Abstract

A novel strategy for calibrating Indicator Displacement Assay (IDA)-based sensors is presented herein. The main idea is to replace the instrumental measurement responses by the equilibrium concentration of spectroscopically active species which can be obtained by the Classical Least Squares (CLS) method. Also, coupling the Indirect Hard Modelling (IHM) and CLS methods for the calibration model resulted in a reduction of matrix effects.According to Beer’s law, the measured multivariate spectrum of a mixture is the sum of contributions of all spectroscopically active components via their concentrations and pure spectra. Concentrations of a few components are usually the fundamental variables in a measured spectrum in several sensors or wavelengths. In IDA systems, the equilibrium concentrations of indicator and indicator-receptor species are the fundamental variables that can be an alternative for instrumental responses as the input data for regression methods. These fundamental variables can be exploited from the recorded spectra of the mixtures when the pure spectra of the active species are known.

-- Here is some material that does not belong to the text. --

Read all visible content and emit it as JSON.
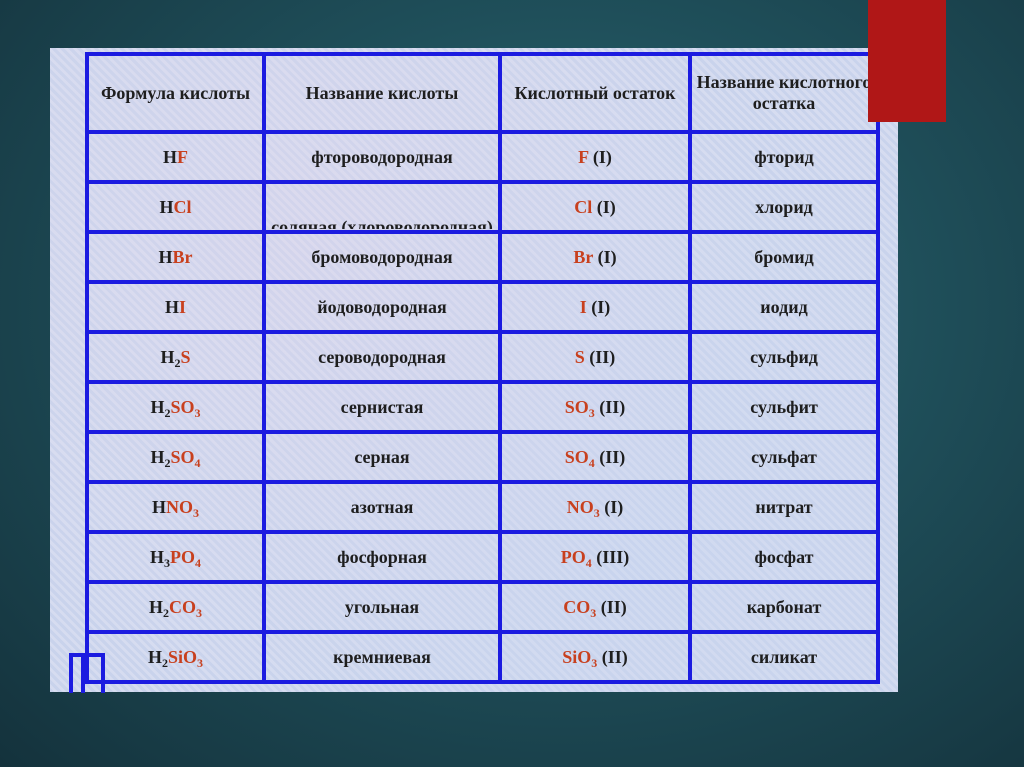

Using dramatically reduced number of input variables without the need for any variable selection method is the main advantage of this idea over conventional calibration methods that use variable selected spectroscopic signals. This strategy can be applied for systems in which the active species are known. Accordingly, for IDA-based sensors with determined pure response to indicator and indicator-receptor complex, the free concentrations of active species can be resolved by the Classical Least Squares (CLS) method.The pure analytical responses are altered in mixtures due to the intermolecular interactions caused by matrix effect in real experimental dataset. So, the free concentrations of spectroscopically active species are not resolved correctly by the CLS method. To tackle the issue of nonlinearity of data due to the matrix effect, the Indirect Hard Modelling (IHM) can be applied to correctly resolve the fundamental variables. The applicability of the presented idea is successfully validated by simulated and real sensor array systems.